Disclosure for market commentary

3 replies [Last post]
bluestar's picture
Joined: 2004-12-14

If I'm to write a monthly financial column for a publication, is there any authoritative guideline on what and how I have to disclose my broker/dealer affiliation or practice status?
For example, I see that WSJ puts at the end of one of their "Opinions" articles a disclosure saying "Mr.
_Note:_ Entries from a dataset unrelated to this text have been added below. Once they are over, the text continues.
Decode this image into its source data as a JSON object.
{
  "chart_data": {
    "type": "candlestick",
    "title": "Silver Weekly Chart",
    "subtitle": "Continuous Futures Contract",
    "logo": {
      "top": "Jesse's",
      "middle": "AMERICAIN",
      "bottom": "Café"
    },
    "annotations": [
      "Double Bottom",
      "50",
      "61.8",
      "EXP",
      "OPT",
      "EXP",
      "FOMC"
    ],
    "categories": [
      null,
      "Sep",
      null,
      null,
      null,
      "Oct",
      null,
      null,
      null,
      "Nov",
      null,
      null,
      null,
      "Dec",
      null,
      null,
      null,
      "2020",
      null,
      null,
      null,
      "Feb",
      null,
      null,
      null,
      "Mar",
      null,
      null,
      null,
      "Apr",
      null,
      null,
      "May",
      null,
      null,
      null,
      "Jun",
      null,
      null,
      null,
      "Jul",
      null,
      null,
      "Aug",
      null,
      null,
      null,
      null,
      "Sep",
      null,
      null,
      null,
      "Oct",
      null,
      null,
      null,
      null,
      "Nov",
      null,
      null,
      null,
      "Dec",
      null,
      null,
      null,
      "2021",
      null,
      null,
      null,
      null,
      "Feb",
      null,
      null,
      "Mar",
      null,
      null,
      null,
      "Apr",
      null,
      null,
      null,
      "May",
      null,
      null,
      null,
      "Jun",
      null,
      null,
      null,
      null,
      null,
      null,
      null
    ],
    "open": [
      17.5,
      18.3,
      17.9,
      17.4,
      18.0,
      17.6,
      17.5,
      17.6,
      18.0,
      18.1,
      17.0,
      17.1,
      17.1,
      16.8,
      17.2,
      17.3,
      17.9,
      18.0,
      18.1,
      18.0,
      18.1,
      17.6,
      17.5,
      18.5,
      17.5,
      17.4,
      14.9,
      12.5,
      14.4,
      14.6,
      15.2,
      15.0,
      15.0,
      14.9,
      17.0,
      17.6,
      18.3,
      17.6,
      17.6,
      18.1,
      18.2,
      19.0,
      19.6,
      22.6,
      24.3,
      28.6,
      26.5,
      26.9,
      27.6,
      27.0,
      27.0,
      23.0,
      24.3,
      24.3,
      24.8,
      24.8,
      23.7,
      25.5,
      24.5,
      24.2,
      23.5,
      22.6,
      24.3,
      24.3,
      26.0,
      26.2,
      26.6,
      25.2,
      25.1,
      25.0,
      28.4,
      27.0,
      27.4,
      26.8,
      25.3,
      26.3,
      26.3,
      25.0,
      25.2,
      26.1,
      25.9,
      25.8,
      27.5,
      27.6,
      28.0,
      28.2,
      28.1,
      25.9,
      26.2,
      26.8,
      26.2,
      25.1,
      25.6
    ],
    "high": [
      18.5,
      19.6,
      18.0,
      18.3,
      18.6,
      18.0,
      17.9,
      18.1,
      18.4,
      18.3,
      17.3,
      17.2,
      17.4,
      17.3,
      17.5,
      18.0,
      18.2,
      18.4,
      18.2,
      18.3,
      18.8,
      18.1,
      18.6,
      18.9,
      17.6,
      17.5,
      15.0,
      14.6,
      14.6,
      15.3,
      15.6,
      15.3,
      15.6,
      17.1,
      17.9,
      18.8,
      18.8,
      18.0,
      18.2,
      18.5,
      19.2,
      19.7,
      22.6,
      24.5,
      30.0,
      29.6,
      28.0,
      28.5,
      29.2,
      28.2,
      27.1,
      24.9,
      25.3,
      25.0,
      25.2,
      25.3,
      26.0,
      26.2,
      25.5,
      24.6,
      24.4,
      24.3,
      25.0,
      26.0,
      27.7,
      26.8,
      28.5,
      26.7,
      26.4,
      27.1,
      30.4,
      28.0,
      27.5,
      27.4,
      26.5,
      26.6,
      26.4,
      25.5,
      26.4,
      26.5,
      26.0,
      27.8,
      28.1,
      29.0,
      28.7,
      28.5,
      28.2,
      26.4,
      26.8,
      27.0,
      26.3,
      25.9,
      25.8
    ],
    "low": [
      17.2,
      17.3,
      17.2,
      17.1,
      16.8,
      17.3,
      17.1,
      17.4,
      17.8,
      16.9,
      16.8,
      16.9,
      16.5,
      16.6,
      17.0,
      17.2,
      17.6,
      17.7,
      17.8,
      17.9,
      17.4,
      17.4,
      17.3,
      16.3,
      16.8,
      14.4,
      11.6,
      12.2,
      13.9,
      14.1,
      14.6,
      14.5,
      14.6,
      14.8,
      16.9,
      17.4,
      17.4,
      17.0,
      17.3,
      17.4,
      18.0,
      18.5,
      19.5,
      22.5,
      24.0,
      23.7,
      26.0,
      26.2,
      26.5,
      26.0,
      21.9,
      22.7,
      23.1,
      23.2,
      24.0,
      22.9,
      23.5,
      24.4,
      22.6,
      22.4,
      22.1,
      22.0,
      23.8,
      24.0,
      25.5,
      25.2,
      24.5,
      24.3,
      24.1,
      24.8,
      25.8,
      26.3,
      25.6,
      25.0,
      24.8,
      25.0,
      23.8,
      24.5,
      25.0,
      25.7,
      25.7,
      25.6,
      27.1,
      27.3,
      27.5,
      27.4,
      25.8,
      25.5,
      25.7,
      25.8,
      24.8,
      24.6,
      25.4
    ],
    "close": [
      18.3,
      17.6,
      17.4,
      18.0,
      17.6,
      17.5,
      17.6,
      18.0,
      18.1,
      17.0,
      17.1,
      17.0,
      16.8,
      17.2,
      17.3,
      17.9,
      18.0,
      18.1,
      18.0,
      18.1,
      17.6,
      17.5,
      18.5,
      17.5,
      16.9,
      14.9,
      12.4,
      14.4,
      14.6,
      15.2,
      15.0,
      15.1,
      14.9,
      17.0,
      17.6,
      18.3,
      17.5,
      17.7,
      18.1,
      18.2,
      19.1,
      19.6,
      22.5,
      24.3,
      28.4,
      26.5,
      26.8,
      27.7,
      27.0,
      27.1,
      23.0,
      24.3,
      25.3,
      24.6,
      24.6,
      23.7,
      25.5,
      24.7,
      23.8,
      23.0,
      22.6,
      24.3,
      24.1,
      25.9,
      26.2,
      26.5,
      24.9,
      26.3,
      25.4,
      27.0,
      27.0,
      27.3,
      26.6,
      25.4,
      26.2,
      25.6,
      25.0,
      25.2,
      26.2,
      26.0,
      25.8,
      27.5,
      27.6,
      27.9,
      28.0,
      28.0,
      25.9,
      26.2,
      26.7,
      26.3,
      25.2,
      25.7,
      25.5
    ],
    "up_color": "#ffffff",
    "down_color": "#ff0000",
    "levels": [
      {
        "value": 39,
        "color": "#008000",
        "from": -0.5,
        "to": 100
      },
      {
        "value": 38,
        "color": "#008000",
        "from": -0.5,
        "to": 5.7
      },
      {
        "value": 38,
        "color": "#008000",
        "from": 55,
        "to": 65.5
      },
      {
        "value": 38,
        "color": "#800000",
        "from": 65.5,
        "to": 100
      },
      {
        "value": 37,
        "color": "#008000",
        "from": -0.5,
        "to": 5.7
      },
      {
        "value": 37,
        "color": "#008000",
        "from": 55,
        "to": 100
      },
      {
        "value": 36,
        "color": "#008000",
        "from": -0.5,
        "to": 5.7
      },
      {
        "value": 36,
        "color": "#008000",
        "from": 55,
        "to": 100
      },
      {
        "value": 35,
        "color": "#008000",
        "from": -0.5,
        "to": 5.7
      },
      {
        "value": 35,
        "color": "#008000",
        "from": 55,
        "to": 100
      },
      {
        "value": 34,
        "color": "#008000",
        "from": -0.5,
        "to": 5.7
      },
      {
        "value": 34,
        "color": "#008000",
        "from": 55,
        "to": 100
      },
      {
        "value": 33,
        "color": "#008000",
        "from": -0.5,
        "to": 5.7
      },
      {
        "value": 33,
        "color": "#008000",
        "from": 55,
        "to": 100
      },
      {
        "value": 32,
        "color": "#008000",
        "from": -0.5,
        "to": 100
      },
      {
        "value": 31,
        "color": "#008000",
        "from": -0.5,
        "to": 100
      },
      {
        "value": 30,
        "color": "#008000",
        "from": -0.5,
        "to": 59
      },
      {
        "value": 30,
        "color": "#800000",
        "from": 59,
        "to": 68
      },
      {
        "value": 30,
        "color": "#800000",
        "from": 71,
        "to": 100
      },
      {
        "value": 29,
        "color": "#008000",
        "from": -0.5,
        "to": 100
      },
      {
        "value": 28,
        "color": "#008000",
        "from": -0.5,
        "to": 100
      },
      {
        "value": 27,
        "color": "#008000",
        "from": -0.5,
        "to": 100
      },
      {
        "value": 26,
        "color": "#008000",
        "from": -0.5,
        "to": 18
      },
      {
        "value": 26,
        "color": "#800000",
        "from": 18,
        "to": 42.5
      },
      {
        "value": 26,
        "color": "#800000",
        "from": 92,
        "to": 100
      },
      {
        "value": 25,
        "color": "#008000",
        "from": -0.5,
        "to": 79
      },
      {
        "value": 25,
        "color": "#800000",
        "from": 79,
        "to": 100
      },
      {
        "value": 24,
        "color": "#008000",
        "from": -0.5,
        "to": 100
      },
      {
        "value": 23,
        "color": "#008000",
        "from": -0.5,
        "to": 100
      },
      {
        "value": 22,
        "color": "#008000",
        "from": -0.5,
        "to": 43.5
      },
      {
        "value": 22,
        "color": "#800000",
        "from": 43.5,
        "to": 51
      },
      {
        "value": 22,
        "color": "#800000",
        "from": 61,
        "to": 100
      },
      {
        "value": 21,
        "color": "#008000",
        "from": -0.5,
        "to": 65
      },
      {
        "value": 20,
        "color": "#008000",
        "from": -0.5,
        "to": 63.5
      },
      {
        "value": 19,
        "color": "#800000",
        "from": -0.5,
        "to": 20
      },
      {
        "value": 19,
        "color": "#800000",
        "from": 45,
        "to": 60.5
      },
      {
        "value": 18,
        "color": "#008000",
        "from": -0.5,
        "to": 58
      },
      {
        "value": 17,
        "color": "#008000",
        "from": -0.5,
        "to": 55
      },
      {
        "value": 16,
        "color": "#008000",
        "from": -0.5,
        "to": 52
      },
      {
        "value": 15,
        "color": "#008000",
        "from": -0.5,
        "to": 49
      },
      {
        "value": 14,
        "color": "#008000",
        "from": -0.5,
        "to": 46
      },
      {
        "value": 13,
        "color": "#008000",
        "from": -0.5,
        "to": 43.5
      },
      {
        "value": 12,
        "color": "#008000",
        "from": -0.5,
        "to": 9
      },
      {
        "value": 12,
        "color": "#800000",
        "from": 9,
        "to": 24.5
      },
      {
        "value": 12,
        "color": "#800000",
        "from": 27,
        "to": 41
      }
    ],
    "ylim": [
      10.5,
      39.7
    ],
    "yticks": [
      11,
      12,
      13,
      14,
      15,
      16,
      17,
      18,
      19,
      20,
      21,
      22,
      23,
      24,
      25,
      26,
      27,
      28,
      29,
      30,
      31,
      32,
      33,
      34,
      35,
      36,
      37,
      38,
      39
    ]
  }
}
Smith is managing principal of the private investment firm Quadrangle Group LLC."  Is this based on some SEC rule or directive? 
Any info on this general subject is appreciated.

anonymous's picture
Joined: 2005-09-29

Talk to your B/D.  I do a fair amount of writing and everything must be approved in advance and it all must have appropriate disclosure. 

Anonymous's picture

First and foremost, you must disclose the proposed column offer to your firm and get their express permission to author articles.  You will likely be required to submit the articles for pre-publication approval by your firm, which can get tricky if the publication is on a tight deadline and your firm takes its time.  Similarly, you should always disclose any conflicts you have if and when you mention a specific security -- note if your firm makes a market, did investment banking, you own, etc.  This is a very tricky area that can bring a ton of liability to you and your firm if not handled properly.

bluestar's picture
Joined: 2004-12-14

My firm is warm to the idea, and the review and approval legistics has been worked out.  Monthly publication schedule gives adequate time.
My main concern is with the publisher.  They obviously want to minimize the legal jumble, so we are trying to work out the best disclosure format.  I see at least a few formats of disclosure:
1. As mentioned above, WSJ has a format that discloses the affiliation of the author.
2. Nightly Business News uses another format where the host asks guest speakers whether they own the securities mentioned and whether their clients own the securities.
3. A generic and veiled disclosure of "The auther may or may not own the securities mentioned within this article before, currently, and in the future."
4. The discliamer version such as "This article does not constitute a recommendation to buy or sell the securities mentioned within."
5. There are probably other formats that I have not seen.
So I'm wondering, is there any SEC directive or NYSE rule or whatever guideline from which all the firms derive their disclosures?  Or is it just up to each firm to find whatever it's comfortable with?